Baker Hughes Co. tumbled by the most in two years after warning that sales in Russia would continue to erode amid sanctions on the warring nation.
The world’s No. 2 oilfield contractor has struggled to move people and equipment into Russia, one of the biggest oil-producing nations, executives said during a first-quarter earnings call.
The company offered a rare glimpse of the challenges that a Western energy company faces as it continues to work in Russia following President Vladimir Putin’s invasion of Ukraine seven weeks ago. While the Houston company announced last month an end to future investment in the country, it didn’t follow Halliburton Co. in winding down current work.
Baker Hughes shares fell as much as 10.7% before paring losses. The stock was traded down 6% at 11:10 a.m. in New York.
“Sanctions from the U.S., U.K., and EU continue to evolve and are evolving and are making ongoing operations increasingly complex and a bit more difficult,” Chief Financial Officer Brian Worrell said on the call with analysts. “We do have inventory in the country, but, given the sanctions, are unable to import key technologies for some of the services.”
Baker Hughes reported earnings that missed analysts’ expectations as it suffers from supply chain snarls and uncertainty in Russia, which represented about 4% of the company’s total revenue in the quarter. It also posted a surprise loss of $8 million in its oilfield equipment business, but reported better-than-expected orders of $739 million for new gear in the division.
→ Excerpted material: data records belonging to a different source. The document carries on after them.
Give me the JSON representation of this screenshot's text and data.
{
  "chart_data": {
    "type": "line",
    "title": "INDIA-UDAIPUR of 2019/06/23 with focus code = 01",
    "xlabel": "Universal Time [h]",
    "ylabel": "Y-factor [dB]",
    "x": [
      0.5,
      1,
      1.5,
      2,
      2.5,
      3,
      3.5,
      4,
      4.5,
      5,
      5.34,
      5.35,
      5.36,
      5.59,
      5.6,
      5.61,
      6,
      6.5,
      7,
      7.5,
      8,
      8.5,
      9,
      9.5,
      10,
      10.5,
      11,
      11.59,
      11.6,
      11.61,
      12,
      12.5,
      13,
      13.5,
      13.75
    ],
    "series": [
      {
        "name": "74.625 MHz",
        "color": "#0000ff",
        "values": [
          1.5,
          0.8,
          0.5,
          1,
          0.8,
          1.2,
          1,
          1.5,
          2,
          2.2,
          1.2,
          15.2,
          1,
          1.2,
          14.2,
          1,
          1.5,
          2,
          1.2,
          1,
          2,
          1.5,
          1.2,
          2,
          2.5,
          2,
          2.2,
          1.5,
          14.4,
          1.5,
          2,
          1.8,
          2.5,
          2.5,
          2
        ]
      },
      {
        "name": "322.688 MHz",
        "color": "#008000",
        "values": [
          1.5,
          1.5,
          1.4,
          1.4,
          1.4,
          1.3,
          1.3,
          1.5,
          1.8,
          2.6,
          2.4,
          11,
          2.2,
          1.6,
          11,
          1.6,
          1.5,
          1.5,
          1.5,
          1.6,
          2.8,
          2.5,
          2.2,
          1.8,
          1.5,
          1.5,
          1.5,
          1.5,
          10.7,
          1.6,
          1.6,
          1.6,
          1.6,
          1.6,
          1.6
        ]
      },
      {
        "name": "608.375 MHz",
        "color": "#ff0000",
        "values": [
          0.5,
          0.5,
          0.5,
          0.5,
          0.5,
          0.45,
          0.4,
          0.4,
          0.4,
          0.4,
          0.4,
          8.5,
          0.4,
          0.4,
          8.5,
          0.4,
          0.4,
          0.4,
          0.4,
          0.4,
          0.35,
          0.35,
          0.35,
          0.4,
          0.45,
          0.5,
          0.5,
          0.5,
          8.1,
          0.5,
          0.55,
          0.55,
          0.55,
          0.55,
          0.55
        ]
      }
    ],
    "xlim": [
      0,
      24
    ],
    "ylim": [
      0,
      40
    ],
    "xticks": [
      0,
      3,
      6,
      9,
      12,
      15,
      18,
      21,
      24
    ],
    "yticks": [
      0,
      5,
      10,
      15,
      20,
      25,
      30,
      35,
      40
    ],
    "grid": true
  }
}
“All things considered, not a horrible outcome in a challenging supply chain environment,” analysts at Tudor Pickering Holt & Co. wrote Wednesday in a note to investors. “But not one that’s likely to turn heads either.”
While service companies have seen their clients raking in record free cash flow, the contractors that provide the manpower to find oil and drill the wells have lagged behind financially as they navigate supply chain snarls and attempt to pass on cost inflation in the form of higher service prices.
The company reported earnings of 15 cents a share, excluding certain items, while analysts expected 19 cents. Smaller rival Halliburton reported results a day earlier that met analysts’ expectations while boosting its estimate for client spending in North America this year.
Baker Hughes said the war in Ukraine will accelerate the efforts toward diversifying energy sources and transition away from the most polluting fuels. It said Europe’s search for energy suppliers other than Russia sped up discussion about new LNG projects. Baker Hughes supplies turbines used by liquefied natural gas producers.
The company said some of its Middle East and North America clients are talking about increasing their spending plans in response to the volatile supplies of crude from Russia.